Je repris avec une apparente tranquillité :

— Elle était trop droite pour que cette trahison ne s’imprimât pas dans son âme. Si elle eût vécu dans le monde, elle eût été accoutumée à ces façons superficielles et déloyales, mais elle n’avait eu jusqu’alors que le spectacle de la nature.

— Pauvre petite !

Ah ! que M. Descré me plaignait bien ! Déjà fléchissait en moi la résolution de dédaigner ses avances. Ainsi le cœur se joue de la volonté.

— Je n’ai pas besoin de vous dire dans quel état d’esprit Marane revint chez sa mère. Elle avait cru atteindre l’amitié merveilleuse et la moquerie lui avait répondu. Elle découvrit alors une âme fruste, en la personne d’un fils de fermier.
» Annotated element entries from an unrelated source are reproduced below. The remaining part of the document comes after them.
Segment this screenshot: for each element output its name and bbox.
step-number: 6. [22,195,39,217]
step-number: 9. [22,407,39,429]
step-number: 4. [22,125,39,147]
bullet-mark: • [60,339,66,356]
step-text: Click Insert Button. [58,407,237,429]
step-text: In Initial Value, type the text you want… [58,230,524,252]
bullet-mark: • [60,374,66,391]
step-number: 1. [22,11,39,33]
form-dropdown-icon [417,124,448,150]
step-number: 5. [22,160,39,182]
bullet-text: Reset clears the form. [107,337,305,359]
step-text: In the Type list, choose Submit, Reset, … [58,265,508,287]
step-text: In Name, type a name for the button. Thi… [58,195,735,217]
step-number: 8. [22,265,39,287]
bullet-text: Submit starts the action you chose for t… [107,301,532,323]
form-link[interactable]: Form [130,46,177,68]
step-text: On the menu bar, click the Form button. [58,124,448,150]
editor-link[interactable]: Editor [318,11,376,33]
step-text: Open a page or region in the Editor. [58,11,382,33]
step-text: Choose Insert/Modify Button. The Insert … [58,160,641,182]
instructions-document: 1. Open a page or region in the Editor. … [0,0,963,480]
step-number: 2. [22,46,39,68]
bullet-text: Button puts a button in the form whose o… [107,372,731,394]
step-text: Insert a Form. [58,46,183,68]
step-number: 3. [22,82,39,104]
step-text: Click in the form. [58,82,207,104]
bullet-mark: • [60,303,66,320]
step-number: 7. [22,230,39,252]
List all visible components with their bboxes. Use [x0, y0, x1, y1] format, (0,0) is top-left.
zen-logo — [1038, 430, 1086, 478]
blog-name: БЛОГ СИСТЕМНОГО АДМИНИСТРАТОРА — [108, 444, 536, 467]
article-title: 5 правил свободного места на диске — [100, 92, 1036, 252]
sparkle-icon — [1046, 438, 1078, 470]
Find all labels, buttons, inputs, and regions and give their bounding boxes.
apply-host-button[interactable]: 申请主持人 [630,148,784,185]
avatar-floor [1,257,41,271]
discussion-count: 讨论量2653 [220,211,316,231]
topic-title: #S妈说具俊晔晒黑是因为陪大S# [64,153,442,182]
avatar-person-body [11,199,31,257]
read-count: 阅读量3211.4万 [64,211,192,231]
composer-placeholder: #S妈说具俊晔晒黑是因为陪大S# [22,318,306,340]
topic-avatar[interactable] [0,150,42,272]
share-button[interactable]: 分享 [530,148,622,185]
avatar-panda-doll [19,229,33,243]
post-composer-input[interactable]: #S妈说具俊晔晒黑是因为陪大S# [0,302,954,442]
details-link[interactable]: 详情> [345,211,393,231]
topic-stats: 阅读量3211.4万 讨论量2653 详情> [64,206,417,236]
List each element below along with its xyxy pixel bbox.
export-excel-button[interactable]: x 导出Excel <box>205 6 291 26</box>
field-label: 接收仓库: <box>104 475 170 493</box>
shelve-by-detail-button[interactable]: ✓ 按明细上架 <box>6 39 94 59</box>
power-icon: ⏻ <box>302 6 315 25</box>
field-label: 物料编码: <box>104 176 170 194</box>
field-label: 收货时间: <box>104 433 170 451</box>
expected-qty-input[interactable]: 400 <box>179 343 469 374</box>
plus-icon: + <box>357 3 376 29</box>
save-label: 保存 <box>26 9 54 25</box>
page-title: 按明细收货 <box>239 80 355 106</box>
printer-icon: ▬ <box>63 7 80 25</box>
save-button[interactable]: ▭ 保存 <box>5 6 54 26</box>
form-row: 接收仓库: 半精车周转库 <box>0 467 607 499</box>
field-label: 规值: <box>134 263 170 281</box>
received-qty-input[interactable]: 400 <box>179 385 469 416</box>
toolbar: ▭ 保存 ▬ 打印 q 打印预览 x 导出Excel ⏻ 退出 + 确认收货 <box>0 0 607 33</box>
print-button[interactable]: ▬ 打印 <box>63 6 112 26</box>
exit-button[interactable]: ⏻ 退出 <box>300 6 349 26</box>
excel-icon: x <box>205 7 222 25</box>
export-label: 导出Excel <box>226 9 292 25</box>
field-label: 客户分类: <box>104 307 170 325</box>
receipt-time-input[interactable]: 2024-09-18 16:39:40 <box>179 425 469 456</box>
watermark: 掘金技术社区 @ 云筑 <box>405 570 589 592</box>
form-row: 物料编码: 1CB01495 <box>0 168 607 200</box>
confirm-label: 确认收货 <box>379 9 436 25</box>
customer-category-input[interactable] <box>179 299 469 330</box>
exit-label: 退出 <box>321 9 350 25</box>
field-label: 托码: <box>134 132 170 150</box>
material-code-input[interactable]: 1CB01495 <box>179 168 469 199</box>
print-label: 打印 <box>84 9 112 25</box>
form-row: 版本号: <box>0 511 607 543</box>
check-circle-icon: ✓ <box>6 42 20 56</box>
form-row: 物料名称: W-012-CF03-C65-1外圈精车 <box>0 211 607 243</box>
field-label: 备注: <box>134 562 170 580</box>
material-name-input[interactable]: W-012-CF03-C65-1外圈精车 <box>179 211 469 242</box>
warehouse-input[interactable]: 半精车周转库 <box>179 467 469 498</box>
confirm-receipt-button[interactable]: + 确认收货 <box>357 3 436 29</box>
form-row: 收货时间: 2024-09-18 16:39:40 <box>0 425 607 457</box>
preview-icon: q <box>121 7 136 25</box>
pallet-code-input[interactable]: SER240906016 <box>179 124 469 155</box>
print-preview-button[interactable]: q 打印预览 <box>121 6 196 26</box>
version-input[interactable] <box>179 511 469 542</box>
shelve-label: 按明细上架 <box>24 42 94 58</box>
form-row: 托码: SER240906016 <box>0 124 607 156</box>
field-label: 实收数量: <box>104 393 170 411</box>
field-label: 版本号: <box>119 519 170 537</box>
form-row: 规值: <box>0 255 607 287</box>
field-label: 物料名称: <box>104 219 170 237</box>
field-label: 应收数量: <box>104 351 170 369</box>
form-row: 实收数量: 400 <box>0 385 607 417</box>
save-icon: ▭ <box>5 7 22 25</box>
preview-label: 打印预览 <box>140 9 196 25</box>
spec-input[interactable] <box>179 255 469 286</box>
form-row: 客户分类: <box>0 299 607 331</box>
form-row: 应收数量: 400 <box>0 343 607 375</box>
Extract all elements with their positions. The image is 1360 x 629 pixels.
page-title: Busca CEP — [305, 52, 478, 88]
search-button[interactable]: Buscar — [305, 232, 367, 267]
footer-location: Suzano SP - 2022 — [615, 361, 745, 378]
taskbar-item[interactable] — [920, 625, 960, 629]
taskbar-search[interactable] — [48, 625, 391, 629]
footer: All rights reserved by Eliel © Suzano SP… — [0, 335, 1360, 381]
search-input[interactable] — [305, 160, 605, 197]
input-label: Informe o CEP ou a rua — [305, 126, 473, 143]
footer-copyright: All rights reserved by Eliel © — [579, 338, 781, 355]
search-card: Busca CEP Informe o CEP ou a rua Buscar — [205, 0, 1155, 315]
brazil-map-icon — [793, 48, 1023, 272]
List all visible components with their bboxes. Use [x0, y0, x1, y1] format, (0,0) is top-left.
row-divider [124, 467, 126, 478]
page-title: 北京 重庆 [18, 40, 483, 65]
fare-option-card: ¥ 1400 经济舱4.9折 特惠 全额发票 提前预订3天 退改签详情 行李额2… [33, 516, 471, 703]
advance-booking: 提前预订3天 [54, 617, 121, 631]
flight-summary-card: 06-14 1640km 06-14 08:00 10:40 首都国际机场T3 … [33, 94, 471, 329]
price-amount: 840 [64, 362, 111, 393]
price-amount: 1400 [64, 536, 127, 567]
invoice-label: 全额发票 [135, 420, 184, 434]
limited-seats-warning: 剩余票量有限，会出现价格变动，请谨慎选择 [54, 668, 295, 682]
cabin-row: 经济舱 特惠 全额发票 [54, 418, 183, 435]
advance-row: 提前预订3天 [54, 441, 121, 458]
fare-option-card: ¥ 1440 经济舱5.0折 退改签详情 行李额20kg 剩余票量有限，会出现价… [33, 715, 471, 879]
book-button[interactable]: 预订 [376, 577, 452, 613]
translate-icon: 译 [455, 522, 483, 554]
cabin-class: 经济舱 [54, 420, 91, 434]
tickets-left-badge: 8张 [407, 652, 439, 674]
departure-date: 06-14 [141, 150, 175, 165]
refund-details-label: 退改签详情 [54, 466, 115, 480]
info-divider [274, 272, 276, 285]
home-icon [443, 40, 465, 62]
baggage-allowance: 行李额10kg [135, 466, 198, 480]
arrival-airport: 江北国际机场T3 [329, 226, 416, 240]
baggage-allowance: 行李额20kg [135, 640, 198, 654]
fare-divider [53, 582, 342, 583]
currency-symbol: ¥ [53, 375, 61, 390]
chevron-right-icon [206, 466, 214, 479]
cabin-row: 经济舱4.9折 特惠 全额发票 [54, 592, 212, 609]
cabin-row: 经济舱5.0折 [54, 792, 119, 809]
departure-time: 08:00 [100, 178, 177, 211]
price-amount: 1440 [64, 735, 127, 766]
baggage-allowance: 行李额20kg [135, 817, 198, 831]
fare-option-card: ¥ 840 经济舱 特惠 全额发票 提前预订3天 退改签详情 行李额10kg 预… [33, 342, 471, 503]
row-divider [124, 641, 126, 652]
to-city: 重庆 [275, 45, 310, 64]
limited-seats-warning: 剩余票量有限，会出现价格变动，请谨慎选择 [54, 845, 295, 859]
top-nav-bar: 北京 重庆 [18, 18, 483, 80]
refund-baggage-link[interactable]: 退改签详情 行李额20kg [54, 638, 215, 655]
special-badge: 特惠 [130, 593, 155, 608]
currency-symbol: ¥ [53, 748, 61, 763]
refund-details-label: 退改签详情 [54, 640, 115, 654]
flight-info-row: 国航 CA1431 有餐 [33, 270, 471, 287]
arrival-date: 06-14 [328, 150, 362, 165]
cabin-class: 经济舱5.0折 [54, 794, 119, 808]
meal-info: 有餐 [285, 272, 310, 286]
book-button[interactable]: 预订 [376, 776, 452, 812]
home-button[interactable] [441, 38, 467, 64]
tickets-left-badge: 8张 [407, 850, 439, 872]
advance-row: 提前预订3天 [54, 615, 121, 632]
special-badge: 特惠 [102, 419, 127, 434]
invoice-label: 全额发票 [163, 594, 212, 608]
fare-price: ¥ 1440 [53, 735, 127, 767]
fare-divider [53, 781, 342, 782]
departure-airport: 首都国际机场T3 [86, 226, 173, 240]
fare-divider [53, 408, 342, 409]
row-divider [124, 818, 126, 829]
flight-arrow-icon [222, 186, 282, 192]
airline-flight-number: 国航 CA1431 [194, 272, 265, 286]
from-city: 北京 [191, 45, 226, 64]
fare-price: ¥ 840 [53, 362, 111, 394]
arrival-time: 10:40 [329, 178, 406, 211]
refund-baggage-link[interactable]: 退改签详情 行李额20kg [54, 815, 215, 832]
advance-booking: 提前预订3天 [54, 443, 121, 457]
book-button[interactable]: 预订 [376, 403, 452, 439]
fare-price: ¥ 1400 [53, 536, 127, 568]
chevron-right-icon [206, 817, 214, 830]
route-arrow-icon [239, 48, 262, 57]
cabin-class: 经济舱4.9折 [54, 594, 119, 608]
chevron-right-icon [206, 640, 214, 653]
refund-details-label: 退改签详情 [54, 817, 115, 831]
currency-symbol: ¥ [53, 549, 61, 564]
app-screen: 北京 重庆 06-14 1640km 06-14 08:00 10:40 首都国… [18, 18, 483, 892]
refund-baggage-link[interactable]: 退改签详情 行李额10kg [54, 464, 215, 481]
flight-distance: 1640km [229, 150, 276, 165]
Il avait quinze ans et il était simple et bon. Elle voulut, en toute innocence, en faire son ami.

— Mon Dieu ! soupira M. Descré.

— Mais les sentiments purs sont mal interprétés par certaines natures. Ce jeune berger n’avait rien de mauvais en soi, mais sa mère était une ambitieuse, qui, poussée par le misérable Chanteux, conseillait mal son fils. Un jour, ce dernier, après une cruelle hésitation, se permit, sous prétexte d’amitié, de vouloir embrasser Marane. La jeune fille, indignée, lui lança une gifle à toute volée !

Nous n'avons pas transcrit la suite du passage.